Hunters 'gettting playground'
March 06, 2006
ALLOWING hunting in some New South Wales state forests was more about giving shooters a public playground than eradicating pests, the NSW Greens said today.
From March 13, recreational hunters will be able to visit 31 state forests scattered throughout rural areas of the state to shoot feral animals, including pigs, goats, foxes, rabbits and wild deer.
The NSW Government says the plan is aimed at culling high numbers of introduced species.
Greens MP Lee Rhiannon said allowing hunting in public areas would pose great risks to public safety and the environment.
Ms Rhiannon said the Greens supported the control of feral animals but allowing hunting in public areas was not the solution.
"We don't even see that it is a solution at all," Ms Rhiannon said.
"There are numerous reports that hunters stock up these areas with feral animals so they have a continual supply to go out and shoot."
Ms Rhiannon said the NSW Government had introduced hunting in public areas to win over the support of Shooters Party MP John Tingle.

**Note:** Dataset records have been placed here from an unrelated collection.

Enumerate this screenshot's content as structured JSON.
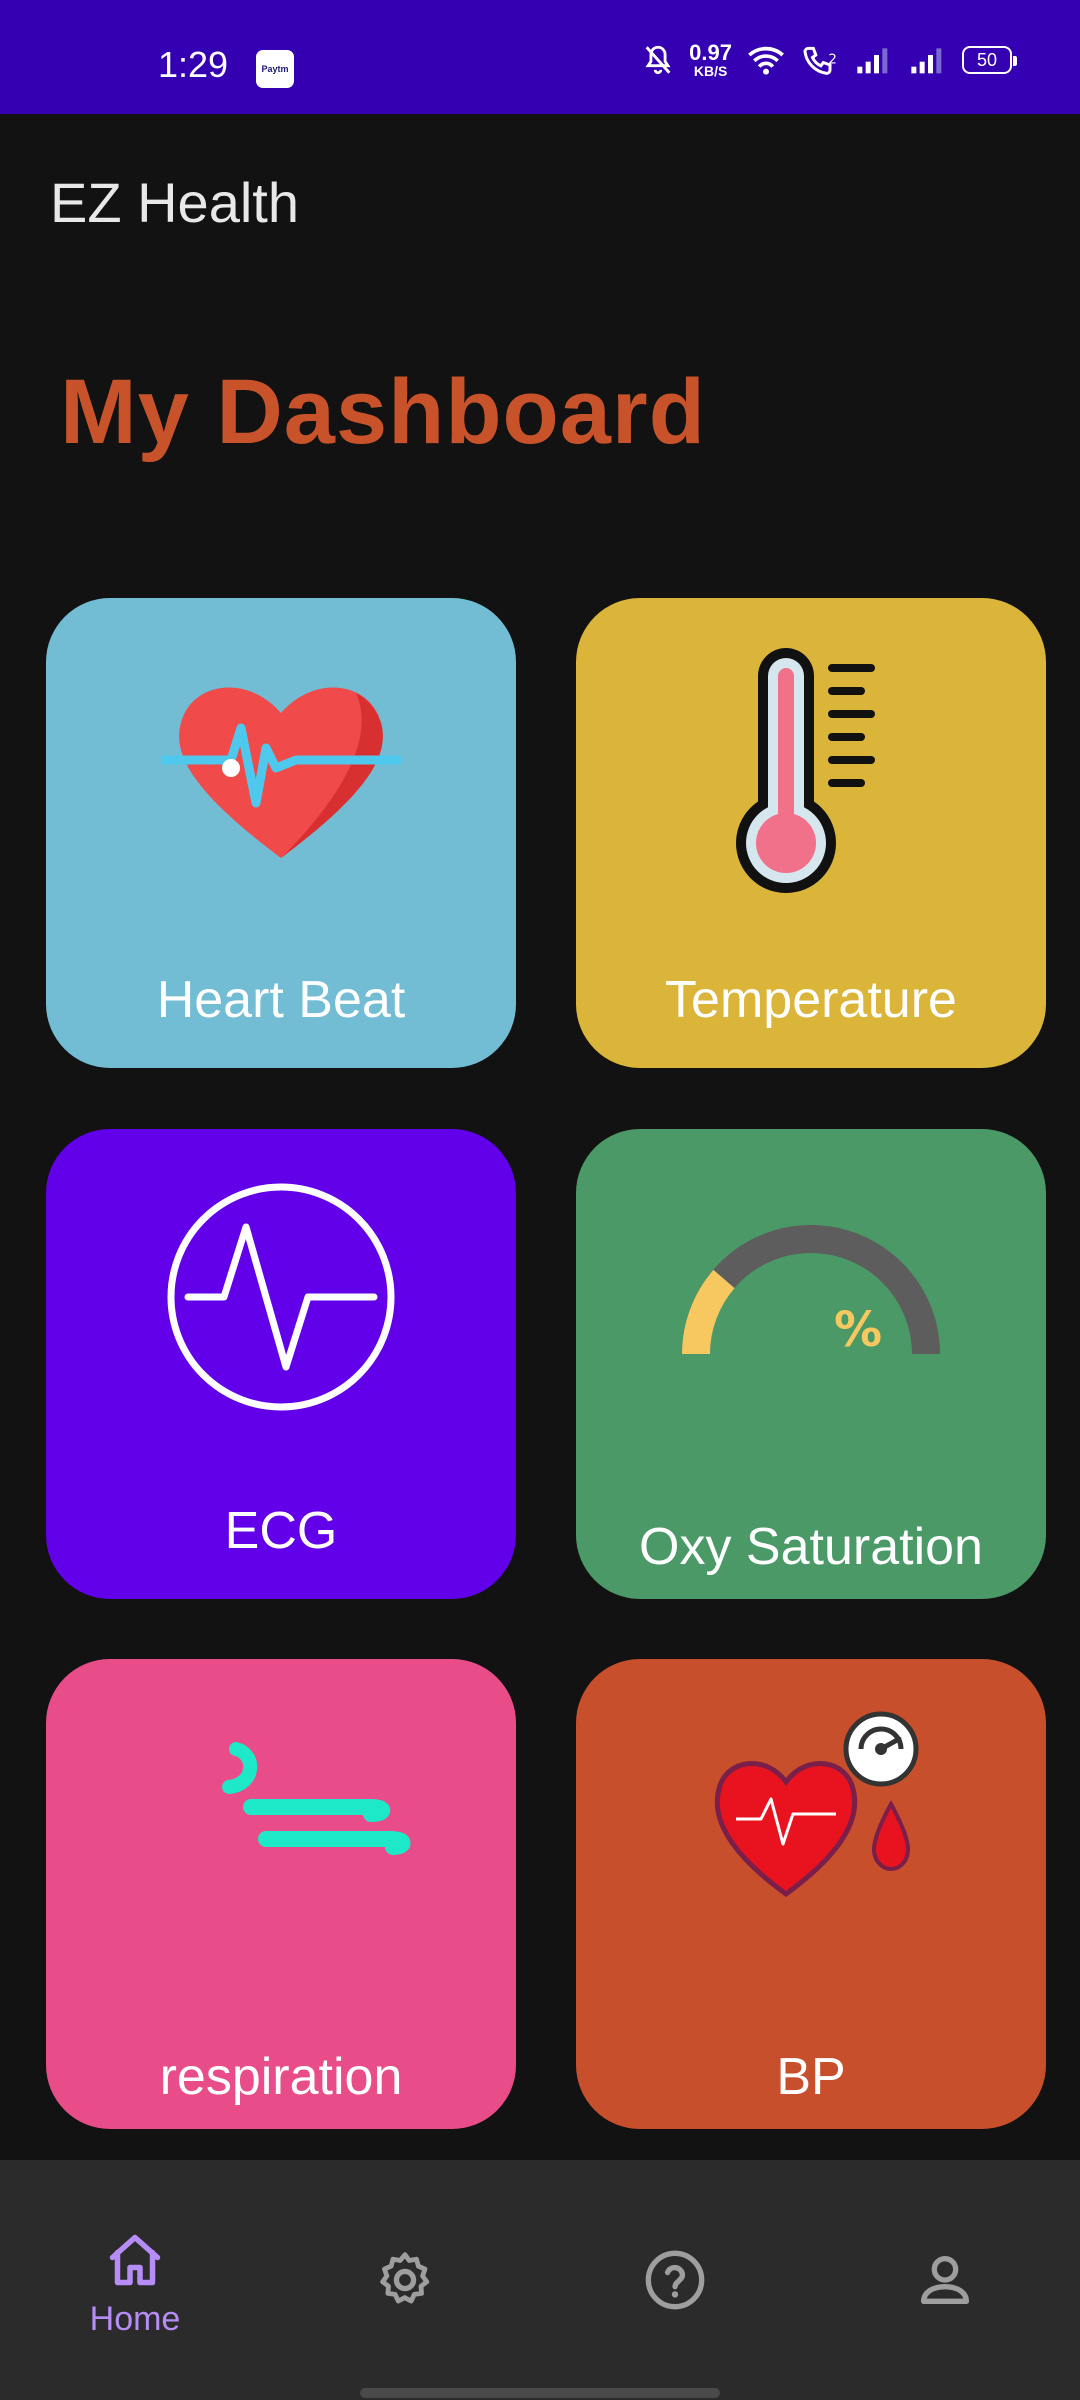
{
  "status_bar": {
    "time": "1:29",
    "paytm_label": "Paytm",
    "net_speed_value": "0.97",
    "net_speed_unit": "KB/S",
    "battery": "50",
    "background": "#3400b2"
  },
  "app": {
    "title": "EZ Health"
  },
  "dashboard": {
    "title": "My Dashboard",
    "tiles": [
      {
        "label": "Heart Beat",
        "color": "#72bcd4",
        "icon": "heart-beat-icon"
      },
      {
        "label": "Temperature",
        "color": "#dbb43a",
        "icon": "thermometer-icon"
      },
      {
        "label": "ECG",
        "color": "#6200ea",
        "icon": "ecg-icon"
      },
      {
        "label": "Oxy Saturation",
        "color": "#4a9966",
        "icon": "oxygen-gauge-icon",
        "gauge_symbol": "%"
      },
      {
        "label": "respiration",
        "color": "#e84d8a",
        "icon": "respiration-icon"
      },
      {
        "label": "BP",
        "color": "#c84f2c",
        "icon": "blood-pressure-icon"
      }
    ]
  },
  "bottom_nav": {
    "items": [
      {
        "label": "Home",
        "icon": "home-icon",
        "active": true
      },
      {
        "label": "",
        "icon": "settings-gear-icon",
        "active": false
      },
      {
        "label": "",
        "icon": "help-icon",
        "active": false
      },
      {
        "label": "",
        "icon": "profile-icon",
        "active": false
      }
    ],
    "active_color": "#b68cf6",
    "inactive_color": "#9e9e9e"
  }
}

National chair for the National Coalition for Gun Control, Samantha Lee, backed the Greens' call, saying the government was trying to win over hunters before the next election.
"One way to do this is to turn family picnic areas into hunting grounds," Ms Lee said.
Anyone wishing to hunt in the designated state forests is required to apply for a licence through the Game Council of NSW, a government body established to help limit the impact of introduced species.
I'm alright Jack
We exterminated the american bison.. why are rabbits so hard?
Population biology has terms for different reproductive strategies we see in nature.
Rabbits are "r" selected species and bison are "k" selected species.
R species depend on fecundity to survive, so they are short-lived, pump out ALOT of offspring and spend little time raising them before getting ready to pump out more offspring. Without adequate predation, these buggers will overrun an area (rabbits, mice, rats).
K species are generally long-lived, produce few offspring in which they invest ALOT of time and energy to raise. These species are often very susceptible to over-harvesting (Bison, Elephant, Rhino, etc.)